Globe Street | August 19, 2020
By Erika Morphy
When we think about how the COVID-19 pandemic has changed the real estate industry one, (frankly huge) question comes to mind: Do we really need offices anymore? And if not, how will the office sector pivot?
The same morning that Amazon revealed it would spend $4.1-billion expanding its office footprint, commercial real estate experts from GlobeSt.com and legal experts from Law.com asked that specific question and more in our first ever co-hosted Twitter chat.
To be sure, GlobeSt.com has been covering the many nuances to this debate ever since the coronavirus upended US life. The beauty of Twitter, though, is that complex thoughts and arguments are by necessity distilled to their bare essential, streamlining what could be a cumbersome argument into an easy-to-absorb discussion.
So, to get to the point: are offices necessary? In many cases, according to our participants, the answer is yes.
“All companies will need office space,” wrote Los Angeles-based Martin Pupil, executive managing director of Stream Realty Partners. “The key will be flexibility in use. The evolution is not about remote, but moving away from the traditional lease to a flexible one.”
Still, it is hard to ignore the many signs of companies pulling back, at least psychologically, from the idea of having a brick-and-mortar home base. Companies such as Google and Facebook have extended the amount of time employees can remain working from home, with Google giving its workers another year of this arrangement. This has had a ripple effect through the CRE community from more subletting of space to employees seeking out new homes in the suburbs because they no longer have a long commute.
Google, along with other large tech companies, have been the major consumers of office space over this past cycle, real estate pro G. Ryan Smith said. “The impact of these firms allowing work from home will likely cause a significant slowdown is space absorption across the country,” he acknowledged.
From the tenant perspective, though, a scale back — even if it is just a temporary one — makes sense.
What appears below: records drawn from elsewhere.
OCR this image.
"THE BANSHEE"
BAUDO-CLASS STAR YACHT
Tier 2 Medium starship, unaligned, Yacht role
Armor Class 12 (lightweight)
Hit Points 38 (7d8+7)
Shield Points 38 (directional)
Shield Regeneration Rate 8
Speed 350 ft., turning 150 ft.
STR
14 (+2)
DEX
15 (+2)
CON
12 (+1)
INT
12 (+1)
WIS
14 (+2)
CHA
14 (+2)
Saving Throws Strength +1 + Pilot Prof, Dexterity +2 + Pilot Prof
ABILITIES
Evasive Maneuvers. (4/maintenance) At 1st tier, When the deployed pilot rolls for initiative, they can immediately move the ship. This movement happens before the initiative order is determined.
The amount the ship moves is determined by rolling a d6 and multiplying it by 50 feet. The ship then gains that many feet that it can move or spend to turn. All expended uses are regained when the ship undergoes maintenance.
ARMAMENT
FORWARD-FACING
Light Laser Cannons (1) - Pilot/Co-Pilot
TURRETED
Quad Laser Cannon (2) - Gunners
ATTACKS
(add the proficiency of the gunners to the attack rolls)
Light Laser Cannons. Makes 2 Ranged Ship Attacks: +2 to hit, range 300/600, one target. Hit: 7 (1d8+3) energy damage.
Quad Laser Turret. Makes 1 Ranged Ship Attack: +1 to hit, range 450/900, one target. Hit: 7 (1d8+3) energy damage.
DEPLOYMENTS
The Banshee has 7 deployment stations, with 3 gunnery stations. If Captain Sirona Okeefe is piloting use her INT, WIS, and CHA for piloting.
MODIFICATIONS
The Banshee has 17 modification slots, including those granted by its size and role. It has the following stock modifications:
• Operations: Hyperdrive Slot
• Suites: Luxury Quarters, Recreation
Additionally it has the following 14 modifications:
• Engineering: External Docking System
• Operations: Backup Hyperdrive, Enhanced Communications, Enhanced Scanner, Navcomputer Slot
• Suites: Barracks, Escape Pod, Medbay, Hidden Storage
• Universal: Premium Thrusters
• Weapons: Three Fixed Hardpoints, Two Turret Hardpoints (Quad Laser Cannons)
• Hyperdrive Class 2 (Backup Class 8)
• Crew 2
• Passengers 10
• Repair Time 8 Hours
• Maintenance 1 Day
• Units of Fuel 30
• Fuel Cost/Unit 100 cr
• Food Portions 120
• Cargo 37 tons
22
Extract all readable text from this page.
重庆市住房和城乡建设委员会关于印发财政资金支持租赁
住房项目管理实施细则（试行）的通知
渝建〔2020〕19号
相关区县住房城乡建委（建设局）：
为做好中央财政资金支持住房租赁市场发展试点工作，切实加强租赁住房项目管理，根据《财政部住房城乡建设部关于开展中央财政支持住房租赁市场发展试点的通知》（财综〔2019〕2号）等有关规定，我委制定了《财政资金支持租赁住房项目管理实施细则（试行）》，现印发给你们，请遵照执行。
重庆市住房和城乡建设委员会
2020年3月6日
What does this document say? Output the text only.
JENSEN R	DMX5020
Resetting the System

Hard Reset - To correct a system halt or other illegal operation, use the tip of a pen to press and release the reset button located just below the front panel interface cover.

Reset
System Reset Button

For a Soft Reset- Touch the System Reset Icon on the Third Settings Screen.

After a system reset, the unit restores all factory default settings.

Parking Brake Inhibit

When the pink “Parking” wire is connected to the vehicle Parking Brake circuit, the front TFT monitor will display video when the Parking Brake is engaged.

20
Employees are worried about getting sick, employers are worried about liability and there is no sense at all of how long the pandemic will last. “We think tenants are primarily anticipating the issue at the heart of our current crisis, which is whether demand will be stable and staffing will need to meet pre-pandemic levels,” tweeted the Kimmerle Group.
With a vaccine not widely expected until mid next year, companies are buckling in for the long haul. “I think it will be mainstream in that many companies will offer some form of WFH, with the expectation that the office space will remain the primary workplace,” according to Jim Adler, executive vice president in the office services group at NAI Hiffman.
Pupil, though, added that while work from home may well increase, it is unlikely to become the norm. “Most companies and employees surveyed want back in the office,” he said.
Carl Muhlstein, International Director, based in JLL’s Downtown Los Angeles office, tweeted that Prior to COVID, approximately 10% of professional & business services employees worked primarily from home and he suspects the share of white collar employees working primarily from home will more than double to 25% post COVID.
Muhlstein added that while “the office of the future may look like the Admirals Club at the airport but we will need offices.”